African leaders jet into Johannesburg for AU summit
A report from the AU secretariat, said more than 50 African Heads of State have begun arriving in South Africa ahead of the 25th African Union (AU) Summit which gets underway in Johannesburg on Friday.
The secretariat said on Thursday in Johannesburg Zimbabwean President, Robert Mugabe, was expected to preside over the meeting as the AU chairman.
It said some of the issues to discuss at the summit include the crisis in Burundi.
It said the African leaders would address the stand-off that has trailed President Pierre Nkurunzinza’s decision to stand for a third term, in spite of the constitution limits.
The report said AU was expected to emerge with a strong campaign against terror groups like Boko Haram in Nigeria and al-Shabaab in Kenya.
“The terrorist groups have killed hundreds of people, displaced thousands and destroyed many”, it said.
It said the leaders who would sit for their Ordinary Assembly scheduled for Sunday and Monday would also address the finalisation of the Continental Free Trade Area (CFTA) which the AU wants in place by 2017.
The 2012 summit in Addis Ababa, under the theme “Boosting intra-African trade”, endorsed the plan to set up the structure by 2017.
The proposed CFTA was reportedly a key component of the AU’s strategy to boost trade within the region by at least 25 per cent 30 per cent in the next decade.
Another issue under the spotlight is Agenda 2063, an approach to how the continent should learn from the lessons of the past and take advantage of opportunities available in the short, medium and long term.

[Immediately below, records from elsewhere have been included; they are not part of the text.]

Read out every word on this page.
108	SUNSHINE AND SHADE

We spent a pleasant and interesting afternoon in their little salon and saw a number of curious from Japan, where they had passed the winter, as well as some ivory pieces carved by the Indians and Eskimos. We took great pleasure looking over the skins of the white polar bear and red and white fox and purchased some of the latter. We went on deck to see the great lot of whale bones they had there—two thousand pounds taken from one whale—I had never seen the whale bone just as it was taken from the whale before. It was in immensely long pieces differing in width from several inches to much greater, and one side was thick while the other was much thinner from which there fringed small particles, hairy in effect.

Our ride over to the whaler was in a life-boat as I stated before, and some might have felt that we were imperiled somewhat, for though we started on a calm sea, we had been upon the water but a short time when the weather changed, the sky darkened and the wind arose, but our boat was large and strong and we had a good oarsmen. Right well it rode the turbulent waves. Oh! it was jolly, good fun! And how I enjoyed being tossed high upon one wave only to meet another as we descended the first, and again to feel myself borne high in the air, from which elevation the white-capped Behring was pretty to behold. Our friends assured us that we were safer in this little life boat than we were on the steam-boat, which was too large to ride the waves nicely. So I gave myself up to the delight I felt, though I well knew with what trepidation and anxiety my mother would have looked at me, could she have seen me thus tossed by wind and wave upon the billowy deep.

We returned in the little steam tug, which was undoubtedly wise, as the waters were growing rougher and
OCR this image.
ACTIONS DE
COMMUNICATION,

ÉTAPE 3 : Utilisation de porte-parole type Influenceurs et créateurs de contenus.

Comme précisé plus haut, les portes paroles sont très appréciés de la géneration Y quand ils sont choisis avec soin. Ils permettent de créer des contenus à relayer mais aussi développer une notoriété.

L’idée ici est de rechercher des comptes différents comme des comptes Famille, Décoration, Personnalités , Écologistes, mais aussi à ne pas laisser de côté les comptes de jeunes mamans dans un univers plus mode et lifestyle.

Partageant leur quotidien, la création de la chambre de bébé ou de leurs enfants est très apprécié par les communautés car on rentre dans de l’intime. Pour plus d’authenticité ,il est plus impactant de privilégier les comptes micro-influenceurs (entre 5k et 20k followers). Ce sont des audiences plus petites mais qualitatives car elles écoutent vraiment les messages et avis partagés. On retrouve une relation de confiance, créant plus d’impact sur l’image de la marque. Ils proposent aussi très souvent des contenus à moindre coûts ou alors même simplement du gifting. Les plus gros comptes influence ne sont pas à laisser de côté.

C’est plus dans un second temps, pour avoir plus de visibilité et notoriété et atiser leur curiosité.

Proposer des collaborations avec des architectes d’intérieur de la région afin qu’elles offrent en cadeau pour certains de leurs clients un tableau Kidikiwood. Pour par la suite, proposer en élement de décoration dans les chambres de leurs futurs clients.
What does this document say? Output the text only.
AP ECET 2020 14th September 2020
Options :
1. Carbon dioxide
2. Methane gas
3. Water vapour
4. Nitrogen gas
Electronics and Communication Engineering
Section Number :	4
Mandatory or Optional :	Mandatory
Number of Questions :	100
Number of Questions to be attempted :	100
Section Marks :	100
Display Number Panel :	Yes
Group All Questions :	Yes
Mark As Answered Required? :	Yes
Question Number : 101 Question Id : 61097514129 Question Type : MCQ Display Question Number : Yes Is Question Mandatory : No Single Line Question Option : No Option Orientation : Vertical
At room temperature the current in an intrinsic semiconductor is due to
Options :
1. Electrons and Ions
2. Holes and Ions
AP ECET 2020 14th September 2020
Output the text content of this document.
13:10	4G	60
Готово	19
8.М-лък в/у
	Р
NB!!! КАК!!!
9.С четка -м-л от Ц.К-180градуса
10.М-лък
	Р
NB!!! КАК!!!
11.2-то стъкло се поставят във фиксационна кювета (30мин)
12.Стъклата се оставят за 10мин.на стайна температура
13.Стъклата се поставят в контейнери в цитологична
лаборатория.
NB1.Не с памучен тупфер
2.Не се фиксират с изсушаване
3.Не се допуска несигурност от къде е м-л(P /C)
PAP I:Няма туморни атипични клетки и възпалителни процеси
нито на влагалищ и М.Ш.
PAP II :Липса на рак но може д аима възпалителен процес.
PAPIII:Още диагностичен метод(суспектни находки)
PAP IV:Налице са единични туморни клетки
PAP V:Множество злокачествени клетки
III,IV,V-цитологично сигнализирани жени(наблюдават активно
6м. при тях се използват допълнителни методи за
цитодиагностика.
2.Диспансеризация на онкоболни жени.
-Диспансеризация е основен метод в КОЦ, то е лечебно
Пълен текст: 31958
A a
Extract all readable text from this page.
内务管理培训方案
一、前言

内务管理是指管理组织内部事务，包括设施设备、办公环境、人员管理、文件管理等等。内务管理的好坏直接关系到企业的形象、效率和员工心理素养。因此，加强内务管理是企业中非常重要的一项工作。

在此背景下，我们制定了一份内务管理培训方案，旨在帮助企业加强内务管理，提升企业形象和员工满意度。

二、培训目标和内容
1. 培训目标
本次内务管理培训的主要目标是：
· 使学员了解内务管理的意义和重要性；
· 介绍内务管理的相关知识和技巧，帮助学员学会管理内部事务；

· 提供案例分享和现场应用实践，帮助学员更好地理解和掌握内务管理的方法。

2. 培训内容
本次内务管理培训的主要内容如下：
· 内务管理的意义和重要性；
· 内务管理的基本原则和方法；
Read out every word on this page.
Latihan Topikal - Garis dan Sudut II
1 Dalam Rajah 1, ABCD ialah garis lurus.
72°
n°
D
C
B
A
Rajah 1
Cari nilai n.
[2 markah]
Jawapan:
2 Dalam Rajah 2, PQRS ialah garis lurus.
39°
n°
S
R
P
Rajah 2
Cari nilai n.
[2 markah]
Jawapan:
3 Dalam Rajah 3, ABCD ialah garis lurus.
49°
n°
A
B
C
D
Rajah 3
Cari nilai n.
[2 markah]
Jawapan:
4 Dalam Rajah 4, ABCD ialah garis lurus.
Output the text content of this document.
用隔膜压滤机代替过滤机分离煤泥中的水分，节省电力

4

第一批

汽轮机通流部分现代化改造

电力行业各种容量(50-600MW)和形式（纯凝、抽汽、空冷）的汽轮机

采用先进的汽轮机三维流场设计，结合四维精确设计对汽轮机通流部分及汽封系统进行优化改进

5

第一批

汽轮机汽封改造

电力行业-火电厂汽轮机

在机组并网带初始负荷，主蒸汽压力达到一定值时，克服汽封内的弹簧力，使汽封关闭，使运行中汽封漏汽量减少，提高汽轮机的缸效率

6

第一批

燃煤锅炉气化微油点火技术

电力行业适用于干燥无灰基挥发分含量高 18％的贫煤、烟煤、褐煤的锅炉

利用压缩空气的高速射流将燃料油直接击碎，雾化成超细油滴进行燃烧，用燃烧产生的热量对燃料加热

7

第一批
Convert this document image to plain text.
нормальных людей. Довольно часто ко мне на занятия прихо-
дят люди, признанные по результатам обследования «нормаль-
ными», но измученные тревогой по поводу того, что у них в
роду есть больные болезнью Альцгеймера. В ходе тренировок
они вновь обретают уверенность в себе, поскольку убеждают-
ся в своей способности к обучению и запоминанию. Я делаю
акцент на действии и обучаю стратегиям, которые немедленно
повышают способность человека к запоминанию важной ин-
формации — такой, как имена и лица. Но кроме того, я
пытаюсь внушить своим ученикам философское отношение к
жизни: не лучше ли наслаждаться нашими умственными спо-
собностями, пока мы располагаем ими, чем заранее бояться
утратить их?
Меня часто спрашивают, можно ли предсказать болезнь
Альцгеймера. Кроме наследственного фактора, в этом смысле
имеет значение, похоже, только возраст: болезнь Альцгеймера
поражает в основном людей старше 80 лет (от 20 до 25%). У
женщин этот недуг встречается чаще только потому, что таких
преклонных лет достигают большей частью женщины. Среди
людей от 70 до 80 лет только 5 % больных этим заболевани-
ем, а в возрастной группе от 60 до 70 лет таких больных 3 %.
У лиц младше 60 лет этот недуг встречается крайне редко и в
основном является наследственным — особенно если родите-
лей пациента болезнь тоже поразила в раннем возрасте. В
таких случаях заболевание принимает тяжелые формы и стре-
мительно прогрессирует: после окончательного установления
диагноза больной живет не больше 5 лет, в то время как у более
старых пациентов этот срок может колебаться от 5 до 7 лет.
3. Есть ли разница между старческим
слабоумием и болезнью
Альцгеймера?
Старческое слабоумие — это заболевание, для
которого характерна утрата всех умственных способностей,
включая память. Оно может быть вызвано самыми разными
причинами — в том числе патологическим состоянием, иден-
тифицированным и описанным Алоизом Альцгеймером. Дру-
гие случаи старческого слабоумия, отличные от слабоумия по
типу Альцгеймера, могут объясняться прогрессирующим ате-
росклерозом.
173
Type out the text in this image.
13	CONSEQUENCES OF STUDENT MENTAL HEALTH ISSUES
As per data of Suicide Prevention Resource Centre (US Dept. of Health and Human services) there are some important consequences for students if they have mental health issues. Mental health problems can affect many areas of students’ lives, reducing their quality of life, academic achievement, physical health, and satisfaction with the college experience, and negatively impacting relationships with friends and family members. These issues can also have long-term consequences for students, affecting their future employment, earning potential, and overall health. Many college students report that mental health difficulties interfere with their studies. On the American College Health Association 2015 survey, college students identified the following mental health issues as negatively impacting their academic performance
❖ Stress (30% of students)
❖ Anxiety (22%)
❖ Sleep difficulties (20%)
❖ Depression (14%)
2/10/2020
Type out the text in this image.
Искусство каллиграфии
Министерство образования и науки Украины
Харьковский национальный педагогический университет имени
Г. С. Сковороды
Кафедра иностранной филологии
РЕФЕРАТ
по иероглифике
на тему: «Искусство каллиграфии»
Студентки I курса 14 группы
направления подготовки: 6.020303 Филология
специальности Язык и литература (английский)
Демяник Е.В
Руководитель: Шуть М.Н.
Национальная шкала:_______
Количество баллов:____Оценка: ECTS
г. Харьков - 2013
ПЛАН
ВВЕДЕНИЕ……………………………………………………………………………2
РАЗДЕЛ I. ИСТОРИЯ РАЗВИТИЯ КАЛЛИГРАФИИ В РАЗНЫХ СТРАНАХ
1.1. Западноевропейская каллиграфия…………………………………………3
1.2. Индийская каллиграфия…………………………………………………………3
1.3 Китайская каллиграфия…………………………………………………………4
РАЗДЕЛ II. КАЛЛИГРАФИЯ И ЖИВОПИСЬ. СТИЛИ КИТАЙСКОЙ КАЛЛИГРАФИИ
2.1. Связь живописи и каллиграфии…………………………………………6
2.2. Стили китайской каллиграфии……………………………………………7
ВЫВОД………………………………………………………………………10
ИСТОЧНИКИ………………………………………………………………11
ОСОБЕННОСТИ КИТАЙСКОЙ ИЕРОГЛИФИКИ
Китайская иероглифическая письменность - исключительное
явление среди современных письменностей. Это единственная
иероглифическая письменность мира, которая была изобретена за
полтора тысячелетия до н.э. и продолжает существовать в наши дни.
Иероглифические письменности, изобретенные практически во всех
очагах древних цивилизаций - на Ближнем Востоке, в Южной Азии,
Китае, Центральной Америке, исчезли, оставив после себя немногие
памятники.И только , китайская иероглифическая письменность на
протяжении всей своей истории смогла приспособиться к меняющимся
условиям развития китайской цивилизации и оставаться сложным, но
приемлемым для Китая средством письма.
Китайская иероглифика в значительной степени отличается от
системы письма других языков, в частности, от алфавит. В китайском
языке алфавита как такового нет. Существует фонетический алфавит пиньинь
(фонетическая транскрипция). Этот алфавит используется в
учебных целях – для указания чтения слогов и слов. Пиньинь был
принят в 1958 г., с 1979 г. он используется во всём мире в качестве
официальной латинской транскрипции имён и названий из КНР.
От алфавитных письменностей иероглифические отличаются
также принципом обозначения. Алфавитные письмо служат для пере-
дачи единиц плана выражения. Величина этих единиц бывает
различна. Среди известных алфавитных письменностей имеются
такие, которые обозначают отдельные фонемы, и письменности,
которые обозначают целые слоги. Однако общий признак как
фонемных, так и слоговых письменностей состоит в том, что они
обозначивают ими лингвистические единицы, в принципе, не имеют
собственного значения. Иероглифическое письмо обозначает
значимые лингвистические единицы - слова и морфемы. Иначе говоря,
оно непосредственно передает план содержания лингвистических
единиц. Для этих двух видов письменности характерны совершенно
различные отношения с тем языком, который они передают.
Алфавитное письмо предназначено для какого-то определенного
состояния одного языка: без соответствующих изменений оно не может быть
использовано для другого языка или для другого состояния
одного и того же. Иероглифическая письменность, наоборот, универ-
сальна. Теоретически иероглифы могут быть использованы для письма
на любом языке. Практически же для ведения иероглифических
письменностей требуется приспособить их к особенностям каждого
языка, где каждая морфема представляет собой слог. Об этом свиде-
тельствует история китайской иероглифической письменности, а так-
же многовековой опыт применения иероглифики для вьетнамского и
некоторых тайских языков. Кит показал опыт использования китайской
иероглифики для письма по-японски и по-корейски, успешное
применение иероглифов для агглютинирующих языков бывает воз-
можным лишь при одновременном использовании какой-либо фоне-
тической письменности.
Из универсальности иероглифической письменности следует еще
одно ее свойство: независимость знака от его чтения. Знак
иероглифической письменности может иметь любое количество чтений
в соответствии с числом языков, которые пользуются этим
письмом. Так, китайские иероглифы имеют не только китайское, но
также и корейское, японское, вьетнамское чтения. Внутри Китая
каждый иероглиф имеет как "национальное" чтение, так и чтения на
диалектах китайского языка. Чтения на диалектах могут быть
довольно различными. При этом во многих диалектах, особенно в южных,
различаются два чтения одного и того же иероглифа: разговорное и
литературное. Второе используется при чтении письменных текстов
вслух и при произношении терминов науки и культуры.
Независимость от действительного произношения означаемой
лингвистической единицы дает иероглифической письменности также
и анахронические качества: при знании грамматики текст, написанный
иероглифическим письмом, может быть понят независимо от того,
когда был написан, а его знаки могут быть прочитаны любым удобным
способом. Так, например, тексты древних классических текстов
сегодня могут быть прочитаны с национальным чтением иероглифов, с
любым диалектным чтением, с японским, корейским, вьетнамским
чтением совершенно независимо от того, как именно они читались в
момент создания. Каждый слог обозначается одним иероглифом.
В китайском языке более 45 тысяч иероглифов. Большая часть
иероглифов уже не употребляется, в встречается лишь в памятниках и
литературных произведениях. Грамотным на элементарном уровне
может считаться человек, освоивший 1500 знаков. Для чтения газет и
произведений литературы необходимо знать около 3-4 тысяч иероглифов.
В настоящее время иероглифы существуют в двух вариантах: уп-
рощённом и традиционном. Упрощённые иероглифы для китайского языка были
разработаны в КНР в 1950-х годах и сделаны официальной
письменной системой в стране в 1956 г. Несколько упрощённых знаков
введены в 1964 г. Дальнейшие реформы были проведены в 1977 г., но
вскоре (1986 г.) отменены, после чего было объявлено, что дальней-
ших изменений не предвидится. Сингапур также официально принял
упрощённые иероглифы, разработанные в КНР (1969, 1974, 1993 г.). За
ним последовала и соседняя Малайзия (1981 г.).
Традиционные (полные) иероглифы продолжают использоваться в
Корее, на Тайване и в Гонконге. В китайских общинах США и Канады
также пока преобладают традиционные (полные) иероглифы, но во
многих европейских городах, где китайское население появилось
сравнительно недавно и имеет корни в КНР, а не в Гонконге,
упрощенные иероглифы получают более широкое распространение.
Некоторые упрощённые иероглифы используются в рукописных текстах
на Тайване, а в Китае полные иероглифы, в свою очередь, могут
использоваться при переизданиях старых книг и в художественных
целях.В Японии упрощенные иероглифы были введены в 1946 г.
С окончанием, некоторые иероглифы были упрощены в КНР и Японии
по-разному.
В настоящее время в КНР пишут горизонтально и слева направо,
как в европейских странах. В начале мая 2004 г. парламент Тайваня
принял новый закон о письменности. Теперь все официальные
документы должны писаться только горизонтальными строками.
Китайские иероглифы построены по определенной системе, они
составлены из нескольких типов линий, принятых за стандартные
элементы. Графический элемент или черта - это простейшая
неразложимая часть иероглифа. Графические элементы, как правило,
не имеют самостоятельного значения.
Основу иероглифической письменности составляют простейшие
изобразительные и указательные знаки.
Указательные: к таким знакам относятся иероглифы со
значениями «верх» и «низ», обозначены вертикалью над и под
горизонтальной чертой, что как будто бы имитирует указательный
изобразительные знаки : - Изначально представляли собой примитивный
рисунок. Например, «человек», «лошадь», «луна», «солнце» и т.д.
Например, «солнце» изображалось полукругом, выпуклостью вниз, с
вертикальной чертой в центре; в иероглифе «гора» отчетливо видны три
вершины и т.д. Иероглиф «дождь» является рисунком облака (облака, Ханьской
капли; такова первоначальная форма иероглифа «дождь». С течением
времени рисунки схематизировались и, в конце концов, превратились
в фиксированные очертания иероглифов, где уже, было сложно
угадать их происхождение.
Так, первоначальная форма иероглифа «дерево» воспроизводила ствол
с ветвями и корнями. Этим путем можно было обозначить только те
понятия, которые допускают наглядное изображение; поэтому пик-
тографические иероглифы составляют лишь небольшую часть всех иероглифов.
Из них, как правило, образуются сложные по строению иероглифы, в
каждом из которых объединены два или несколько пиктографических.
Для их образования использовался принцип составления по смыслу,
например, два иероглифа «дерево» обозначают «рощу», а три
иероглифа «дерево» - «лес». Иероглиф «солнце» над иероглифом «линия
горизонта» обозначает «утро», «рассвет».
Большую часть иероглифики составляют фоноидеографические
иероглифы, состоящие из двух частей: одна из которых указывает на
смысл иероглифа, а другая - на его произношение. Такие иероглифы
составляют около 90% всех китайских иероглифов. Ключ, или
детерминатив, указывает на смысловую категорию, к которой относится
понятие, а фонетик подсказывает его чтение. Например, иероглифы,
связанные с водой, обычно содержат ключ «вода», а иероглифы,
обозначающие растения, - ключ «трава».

It said year 2063 would mark 100 years since the formation of the Organisation of African Unity, the precursor of the AU.
The AU secretariat said that the 10-member committee appointed by the AU to press for the reform of United Nations Security Council was expected to report to the summit on its work.
The AU wanted to have permanent representation on the council and argues that UN structures can no longer debate issues affecting Africa without Africa’s involvement.
The secretariat also said that funding of the AU would also be addressed.
Nkosazana Dlamini-Zuma, AU Commission Chairperson wants the organisation to be financially self-sufficient, believing the group’s 54-member states should provide the much-needed financing.